Dialogue That Is Too Short or Too Long

The “yes” and “no” answers of the game tend to be short, especially during Colbert’s segment, where she is not offering any additional commentary, since she is answering in Russian, so her answers are short. Generally, this can be solved by combining it with the subtitle for the next line, especially when the next person speaks immediately after her. You can see some examples of combining short dialogue with long in the video above. With someone like Daly, length can be extremely challenging, since he tends to be verbose, sometimes to the point of exaggeration.

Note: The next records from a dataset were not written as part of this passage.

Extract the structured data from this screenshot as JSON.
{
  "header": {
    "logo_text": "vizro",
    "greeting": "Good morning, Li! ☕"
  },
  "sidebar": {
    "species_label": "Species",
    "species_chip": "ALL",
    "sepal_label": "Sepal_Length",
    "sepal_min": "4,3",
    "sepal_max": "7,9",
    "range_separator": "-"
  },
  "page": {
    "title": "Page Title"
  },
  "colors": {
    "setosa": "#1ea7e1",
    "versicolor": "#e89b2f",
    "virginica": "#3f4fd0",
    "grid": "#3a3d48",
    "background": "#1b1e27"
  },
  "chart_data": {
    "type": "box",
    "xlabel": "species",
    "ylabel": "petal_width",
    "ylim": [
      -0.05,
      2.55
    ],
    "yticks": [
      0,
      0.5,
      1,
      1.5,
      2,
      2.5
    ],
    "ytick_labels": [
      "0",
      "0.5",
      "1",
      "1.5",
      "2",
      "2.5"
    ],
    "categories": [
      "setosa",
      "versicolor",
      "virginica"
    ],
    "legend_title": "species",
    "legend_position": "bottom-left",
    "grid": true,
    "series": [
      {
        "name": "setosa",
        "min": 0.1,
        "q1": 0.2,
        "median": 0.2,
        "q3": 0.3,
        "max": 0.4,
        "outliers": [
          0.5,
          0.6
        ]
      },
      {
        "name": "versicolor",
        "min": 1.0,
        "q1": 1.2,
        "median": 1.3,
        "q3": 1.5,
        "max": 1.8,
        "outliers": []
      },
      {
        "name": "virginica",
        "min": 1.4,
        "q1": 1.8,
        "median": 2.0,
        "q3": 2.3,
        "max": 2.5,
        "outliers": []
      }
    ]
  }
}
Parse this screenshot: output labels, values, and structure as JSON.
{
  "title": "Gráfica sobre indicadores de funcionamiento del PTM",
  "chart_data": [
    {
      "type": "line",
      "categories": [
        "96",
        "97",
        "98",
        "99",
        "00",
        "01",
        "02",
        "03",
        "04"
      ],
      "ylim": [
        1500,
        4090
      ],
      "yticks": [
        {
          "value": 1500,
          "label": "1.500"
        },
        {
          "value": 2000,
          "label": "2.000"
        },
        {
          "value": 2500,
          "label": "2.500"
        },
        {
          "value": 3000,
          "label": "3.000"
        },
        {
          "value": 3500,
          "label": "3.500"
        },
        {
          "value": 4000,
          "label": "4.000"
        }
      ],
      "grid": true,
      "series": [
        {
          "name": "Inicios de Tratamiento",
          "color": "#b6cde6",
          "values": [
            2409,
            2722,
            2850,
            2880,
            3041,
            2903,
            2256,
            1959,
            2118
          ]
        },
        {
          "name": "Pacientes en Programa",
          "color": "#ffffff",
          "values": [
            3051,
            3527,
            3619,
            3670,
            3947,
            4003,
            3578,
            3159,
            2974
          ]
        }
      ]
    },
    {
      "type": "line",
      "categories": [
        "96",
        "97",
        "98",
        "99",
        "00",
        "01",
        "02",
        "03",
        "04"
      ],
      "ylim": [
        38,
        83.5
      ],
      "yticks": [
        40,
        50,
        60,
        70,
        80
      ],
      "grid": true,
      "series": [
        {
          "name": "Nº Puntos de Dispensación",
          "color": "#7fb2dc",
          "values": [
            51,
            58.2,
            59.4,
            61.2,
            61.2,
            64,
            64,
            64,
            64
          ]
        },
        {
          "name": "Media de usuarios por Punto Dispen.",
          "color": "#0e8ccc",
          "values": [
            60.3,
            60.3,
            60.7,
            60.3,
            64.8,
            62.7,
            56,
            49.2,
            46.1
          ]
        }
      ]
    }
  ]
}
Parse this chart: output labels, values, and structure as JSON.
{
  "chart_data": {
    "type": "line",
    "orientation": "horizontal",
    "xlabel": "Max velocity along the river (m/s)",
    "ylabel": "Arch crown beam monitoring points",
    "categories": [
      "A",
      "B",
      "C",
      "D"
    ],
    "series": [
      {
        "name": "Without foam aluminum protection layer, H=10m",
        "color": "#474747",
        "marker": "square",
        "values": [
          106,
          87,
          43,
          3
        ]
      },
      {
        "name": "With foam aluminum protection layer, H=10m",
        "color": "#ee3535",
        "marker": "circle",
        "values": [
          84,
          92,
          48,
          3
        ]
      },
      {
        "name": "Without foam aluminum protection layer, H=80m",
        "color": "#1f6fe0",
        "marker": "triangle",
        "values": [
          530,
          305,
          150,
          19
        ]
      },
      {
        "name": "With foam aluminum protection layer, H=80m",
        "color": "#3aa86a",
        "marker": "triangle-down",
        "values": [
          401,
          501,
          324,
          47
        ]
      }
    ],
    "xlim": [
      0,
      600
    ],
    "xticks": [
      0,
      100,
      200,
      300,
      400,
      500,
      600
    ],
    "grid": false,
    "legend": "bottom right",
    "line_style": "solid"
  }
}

An example of a Daly response:

I think if you’re going to pursue this line of questioning, we must first elicit, or at least find the term of reference in which the question is asking — if you are speaking of physical contact, or the normal social contact of the conduct of business, we would be able to help you.

John Charles Daly to Dorothy Kilgallen

This, on its own, is a challenge to subtitle, especially in combination with other people participating in the conversation. When you have to make cuts in order to fit guidelines, part of the viewing experience is lost. When I spotted the dialogue, it ended up being:

Subtitle 1: If you’re going to pursue this line, we must first elicit,
Subtitle 2: or find the term of reference in which the question is asking,
Subtitle 3: if you are speaking of physical contact, or the normal contact of business,
Subtitle 4: we would be able to help you.

This episode provides many challenges for the subtitler, even without getting into the challenges of actually translating the dialogue, since I used machine translation. Translating some of the jokes and an unintentional double entendre in the second segment of the show, featuring poor, very rattled Dorothy Kilgallen, would require an entire second essay in order to discuss how a subtitle translator would handle them. As it was, this project could truly serve as a crash course in addressing a range of issues that pop up during the subtitling process.

Special thanks to W. Gary Wetstein of the What’s My Line? YouTube Channel for providing me with his original file of the episode.

Machine Translation

Training a Neural Machine Translation Engine

Our team was tasked with training a neural machine translation engine using Microsoft Custom Translator. Our language pair was English to Russian. Based on a case study we read, we decided that a suitable candidate for this kind of pilot project was the press releases featured on the website of the U.S. Embassy in Moscow, due to the fact that they are informative texts intended for a general audience. We outlined these goals in our pilot project proposal.

Our hypothesis was correct, as we were able to train the engine to translate texts, with the end result requiring a minimum amount of post-editing. We still encountered issues along the way, which are explained in our updated proposal and presentation on lessons learned. While our results were excellent, we ended up having to add parallel corpus data from the United Nations in order to have enough data. We could have had even better results with data pulled entirely from the State Department. In addition, we found that the BLEU score was not an entirely accurate representation of translation quality. A major issue in our test translation is that proper nouns were being translated when they should not be, i.e., “Huntsman,” as in “Jon Huntsman,” was being rendered as the Russian word for “hunter.” On the advice of an industry expert, we added a glossary, and while the BLEU score for this round was slightly lower, having the names of important people and organizations greatly reduced post-editing time.

Overall, this project provided valuable experience in training a neural machine translation engine. Our results show the important of domain when deciding whether a project is suitable for this kind of machine translation, and also the limitations of automated evaluation methods like a BLEU score in comparison to human evaluation.